1 Introduction
A bandit algorithm sequentially chooses actions and then observes rewards, whose distribution depends on the action chosen. The algorithm does not know the distribution of the rewards and sees only a reward from the chosen action at any given time. A key part of the interaction is that the algorithm can choose the next action based on all the previous actions and rewards. The goal of the algorithm is typically to maximize the cumulative reward over time. The researcher studying bandit algorithms is interested in the performance of the algorithm, which is measured by the “regret” \(R_T\) after choosing \(T\) actions, that is the difference between the cumulative reward of always playing the best action and the cumulative reward of the algorithm. A theoretical guarantee will be of the form \(\mathbb {E}[R_T] \le f(T)\) for some function \(f\). Here the expectation is taken over the randomness of the algorithm and the rewards.

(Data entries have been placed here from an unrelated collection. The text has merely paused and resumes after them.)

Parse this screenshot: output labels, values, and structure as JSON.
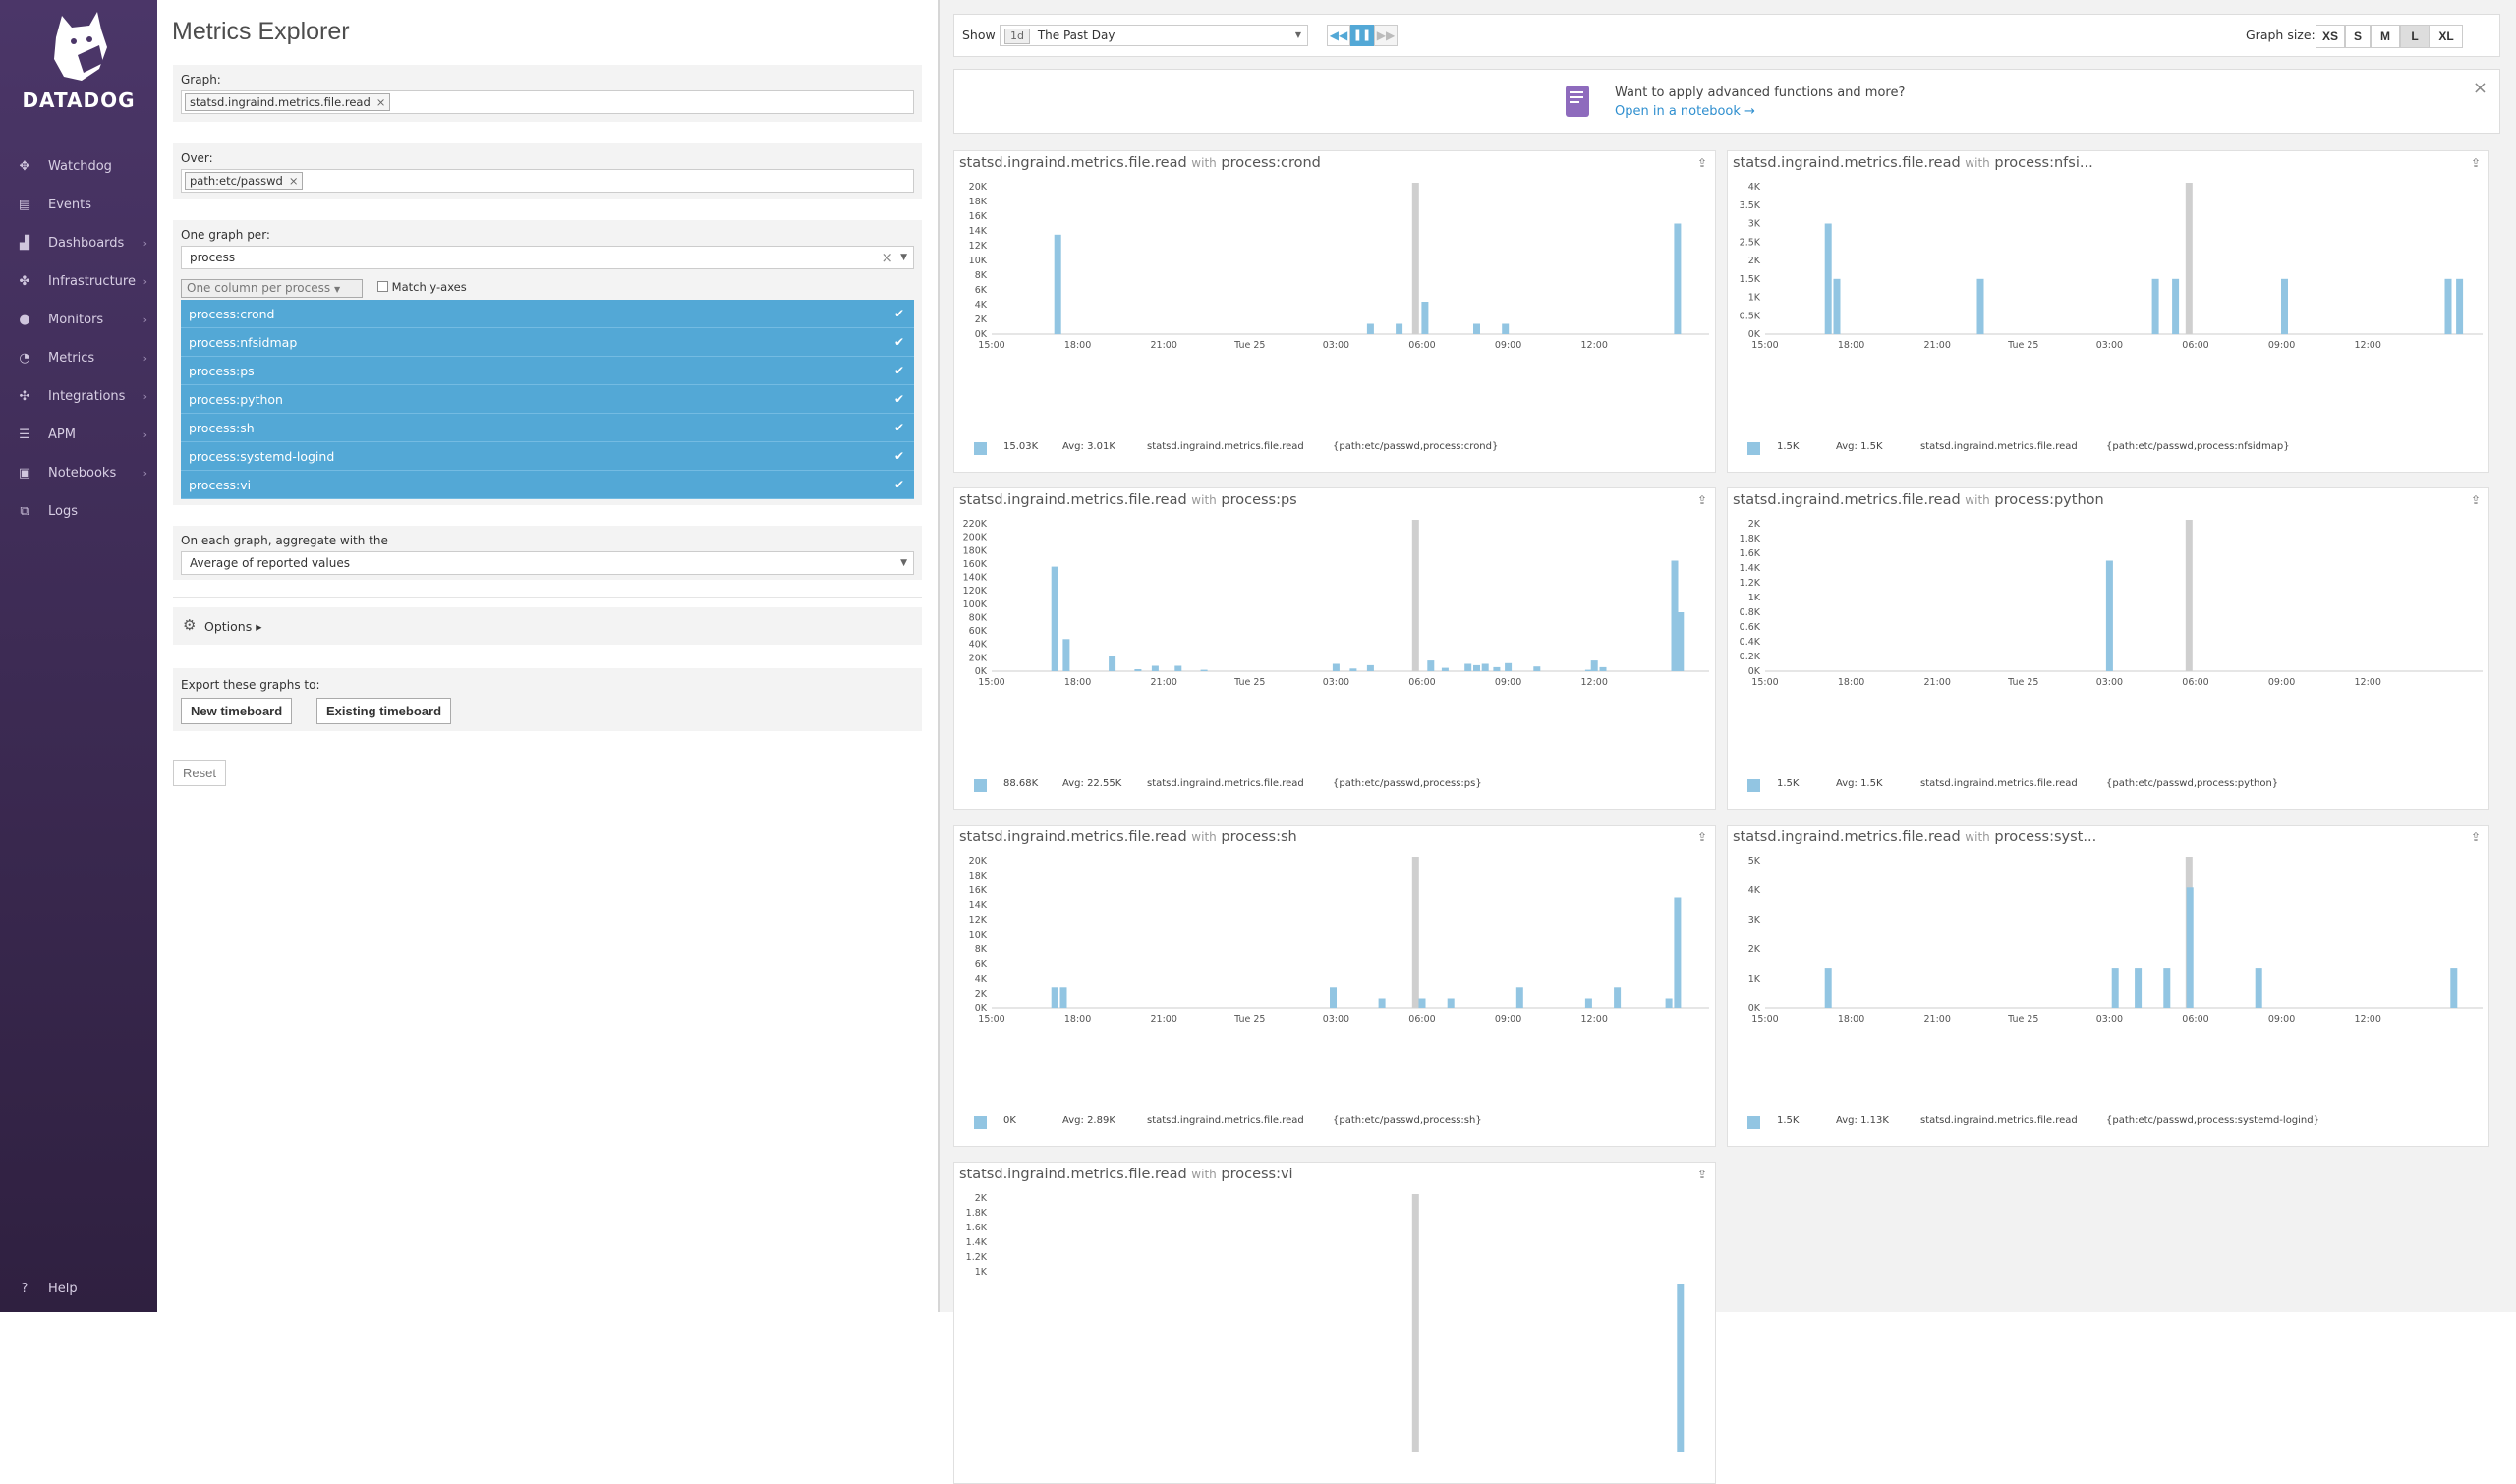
{
  "sidebar": {
    "logo_text": "DATADOG",
    "items": [
      {
        "label": "Watchdog",
        "icon": "binoculars-icon",
        "glyph": "✥",
        "chevron": false
      },
      {
        "label": "Events",
        "icon": "events-icon",
        "glyph": "▤",
        "chevron": false
      },
      {
        "label": "Dashboards",
        "icon": "dashboards-icon",
        "glyph": "▟",
        "chevron": true
      },
      {
        "label": "Infrastructure",
        "icon": "infrastructure-icon",
        "glyph": "✤",
        "chevron": true
      },
      {
        "label": "Monitors",
        "icon": "monitors-icon",
        "glyph": "●",
        "chevron": true
      },
      {
        "label": "Metrics",
        "icon": "metrics-icon",
        "glyph": "◔",
        "chevron": true
      },
      {
        "label": "Integrations",
        "icon": "integrations-icon",
        "glyph": "✣",
        "chevron": true
      },
      {
        "label": "APM",
        "icon": "apm-icon",
        "glyph": "☰",
        "chevron": true
      },
      {
        "label": "Notebooks",
        "icon": "notebooks-icon",
        "glyph": "▣",
        "chevron": true
      },
      {
        "label": "Logs",
        "icon": "logs-icon",
        "glyph": "⧉",
        "chevron": false
      }
    ],
    "help": "Help"
  },
  "explorer": {
    "title": "Metrics Explorer",
    "graph_label": "Graph:",
    "graph_tag": "statsd.ingraind.metrics.file.read",
    "over_label": "Over:",
    "over_tag": "path:etc/passwd",
    "per_label": "One graph per:",
    "per_value": "process",
    "column_select": "One column per process",
    "match_y": "Match y-axes",
    "processes": [
      "process:crond",
      "process:nfsidmap",
      "process:ps",
      "process:python",
      "process:sh",
      "process:systemd-logind",
      "process:vi"
    ],
    "aggregate_label": "On each graph, aggregate with the",
    "aggregate_value": "Average of reported values",
    "options_label": "Options ▸",
    "export_label": "Export these graphs to:",
    "new_timeboard": "New timeboard",
    "existing_timeboard": "Existing timeboard",
    "reset": "Reset"
  },
  "toolbar": {
    "show_label": "Show",
    "range_badge": "1d",
    "range_value": "The Past Day",
    "graph_size_label": "Graph size:",
    "sizes": [
      "XS",
      "S",
      "M",
      "L",
      "XL"
    ],
    "active_size": "L"
  },
  "banner": {
    "text": "Want to apply advanced functions and more?",
    "link": "Open in a notebook →"
  },
  "graphs": [
    {
      "metric": "statsd.ingraind.metrics.file.read",
      "with": "with",
      "scope": "process:crond",
      "legend_value": "15.03K",
      "legend_avg": "Avg: 3.01K",
      "legend_metric": "statsd.ingraind.metrics.file.read",
      "legend_tags": "{path:etc/passwd,process:crond}"
    },
    {
      "metric": "statsd.ingraind.metrics.file.read",
      "with": "with",
      "scope": "process:nfsi...",
      "legend_value": "1.5K",
      "legend_avg": "Avg: 1.5K",
      "legend_metric": "statsd.ingraind.metrics.file.read",
      "legend_tags": "{path:etc/passwd,process:nfsidmap}"
    },
    {
      "metric": "statsd.ingraind.metrics.file.read",
      "with": "with",
      "scope": "process:ps",
      "legend_value": "88.68K",
      "legend_avg": "Avg: 22.55K",
      "legend_metric": "statsd.ingraind.metrics.file.read",
      "legend_tags": "{path:etc/passwd,process:ps}"
    },
    {
      "metric": "statsd.ingraind.metrics.file.read",
      "with": "with",
      "scope": "process:python",
      "legend_value": "1.5K",
      "legend_avg": "Avg: 1.5K",
      "legend_metric": "statsd.ingraind.metrics.file.read",
      "legend_tags": "{path:etc/passwd,process:python}"
    },
    {
      "metric": "statsd.ingraind.metrics.file.read",
      "with": "with",
      "scope": "process:sh",
      "legend_value": "0K",
      "legend_avg": "Avg: 2.89K",
      "legend_metric": "statsd.ingraind.metrics.file.read",
      "legend_tags": "{path:etc/passwd,process:sh}"
    },
    {
      "metric": "statsd.ingraind.metrics.file.read",
      "with": "with",
      "scope": "process:syst...",
      "legend_value": "1.5K",
      "legend_avg": "Avg: 1.13K",
      "legend_metric": "statsd.ingraind.metrics.file.read",
      "legend_tags": "{path:etc/passwd,process:systemd-logind}"
    },
    {
      "metric": "statsd.ingraind.metrics.file.read",
      "with": "with",
      "scope": "process:vi",
      "legend_value": "",
      "legend_avg": "",
      "legend_metric": "",
      "legend_tags": ""
    }
  ],
  "colors": {
    "bar": "#92c5e2",
    "marker": "#cfcfcf",
    "selected": "#53a8d6",
    "sidebar": "#3e2c56"
  },
  "chart_data": [
    {
      "type": "bar",
      "title": "statsd.ingraind.metrics.file.read with process:crond",
      "x_ticks": [
        "15:00",
        "18:00",
        "21:00",
        "Tue 25",
        "03:00",
        "06:00",
        "09:00",
        "12:00"
      ],
      "y_ticks": [
        "0K",
        "2K",
        "4K",
        "6K",
        "8K",
        "10K",
        "12K",
        "14K",
        "16K",
        "18K",
        "20K"
      ],
      "ylim": [
        0,
        20000
      ],
      "x": [
        17.3,
        28.2,
        29.2,
        30.1,
        31.9,
        32.9,
        38.9
      ],
      "values": [
        13500,
        1400,
        1400,
        4400,
        1400,
        1400,
        15000
      ]
    },
    {
      "type": "bar",
      "title": "statsd.ingraind.metrics.file.read with process:nfsi...",
      "x_ticks": [
        "15:00",
        "18:00",
        "21:00",
        "Tue 25",
        "03:00",
        "06:00",
        "09:00",
        "12:00"
      ],
      "y_ticks": [
        "0K",
        "0.5K",
        "1K",
        "1.5K",
        "2K",
        "2.5K",
        "3K",
        "3.5K",
        "4K"
      ],
      "ylim": [
        0,
        4000
      ],
      "x": [
        17.2,
        17.5,
        22.5,
        28.6,
        29.3,
        33.1,
        38.8,
        39.2
      ],
      "values": [
        3000,
        1500,
        1500,
        1500,
        1500,
        1500,
        1500,
        1500
      ]
    },
    {
      "type": "bar",
      "title": "statsd.ingraind.metrics.file.read with process:ps",
      "x_ticks": [
        "15:00",
        "18:00",
        "21:00",
        "Tue 25",
        "03:00",
        "06:00",
        "09:00",
        "12:00"
      ],
      "y_ticks": [
        "0K",
        "20K",
        "40K",
        "60K",
        "80K",
        "100K",
        "120K",
        "140K",
        "160K",
        "180K",
        "200K",
        "220K"
      ],
      "ylim": [
        0,
        220000
      ],
      "x": [
        17.2,
        17.6,
        19.2,
        20.1,
        20.7,
        21.5,
        22.4,
        27.0,
        27.6,
        28.2,
        30.3,
        30.8,
        31.6,
        31.9,
        32.2,
        32.6,
        33.0,
        34.0,
        35.8,
        36.0,
        36.3,
        38.8,
        39.0
      ],
      "values": [
        156000,
        48000,
        22000,
        3000,
        8000,
        8000,
        2000,
        11000,
        4000,
        9000,
        16000,
        5000,
        11000,
        9000,
        11000,
        6000,
        12000,
        7000,
        2000,
        16000,
        6000,
        165000,
        88000
      ]
    },
    {
      "type": "bar",
      "title": "statsd.ingraind.metrics.file.read with process:python",
      "x_ticks": [
        "15:00",
        "18:00",
        "21:00",
        "Tue 25",
        "03:00",
        "06:00",
        "09:00",
        "12:00"
      ],
      "y_ticks": [
        "0K",
        "0.2K",
        "0.4K",
        "0.6K",
        "0.8K",
        "1K",
        "1.2K",
        "1.4K",
        "1.6K",
        "1.8K",
        "2K"
      ],
      "ylim": [
        0,
        2000
      ],
      "x": [
        27.0
      ],
      "values": [
        1500
      ]
    },
    {
      "type": "bar",
      "title": "statsd.ingraind.metrics.file.read with process:sh",
      "x_ticks": [
        "15:00",
        "18:00",
        "21:00",
        "Tue 25",
        "03:00",
        "06:00",
        "09:00",
        "12:00"
      ],
      "y_ticks": [
        "0K",
        "2K",
        "4K",
        "6K",
        "8K",
        "10K",
        "12K",
        "14K",
        "16K",
        "18K",
        "20K"
      ],
      "ylim": [
        0,
        20000
      ],
      "x": [
        17.2,
        17.5,
        26.9,
        28.6,
        30.0,
        31.0,
        33.4,
        35.8,
        36.8,
        38.6,
        38.9
      ],
      "values": [
        2900,
        2900,
        2900,
        1400,
        1400,
        1400,
        2900,
        1400,
        2900,
        1400,
        15000
      ]
    },
    {
      "type": "bar",
      "title": "statsd.ingraind.metrics.file.read with process:syst...",
      "x_ticks": [
        "15:00",
        "18:00",
        "21:00",
        "Tue 25",
        "03:00",
        "06:00",
        "09:00",
        "12:00"
      ],
      "y_ticks": [
        "0K",
        "1K",
        "2K",
        "3K",
        "4K",
        "5K"
      ],
      "ylim": [
        0,
        5500
      ],
      "x": [
        17.2,
        27.2,
        28.0,
        29.0,
        29.8,
        32.2,
        39.0
      ],
      "values": [
        1500,
        1500,
        1500,
        1500,
        4500,
        1500,
        1500
      ]
    },
    {
      "type": "bar",
      "title": "statsd.ingraind.metrics.file.read with process:vi",
      "x_ticks": [],
      "y_ticks": [
        "2K",
        "1.8K",
        "1.6K",
        "1.4K",
        "1.2K",
        "1K"
      ],
      "ylim": [
        1000,
        2000
      ],
      "x": [
        39.0
      ],
      "values": [
        1500
      ]
    }
  ]
}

In parallel to the theoretical study, the researcher may also be interested in the practical performance of the algorithm, which is usually measured by the average regret over several runs of the algorithm with rewards sampled from standard probability distributions.
From that description, we highlight three key components of research work on bandit algorithms:
A bandit algorithm is both a subject of theoretical study and a practical tool, that we should be able to implement and run,
the bandit model defines a probability space, on which we want to take expectations, and the theoretical study deals with random variables on that space using tools like concentration inequalities,
for the experimental part, we need to be able to sample rewards from a range of probability distributions.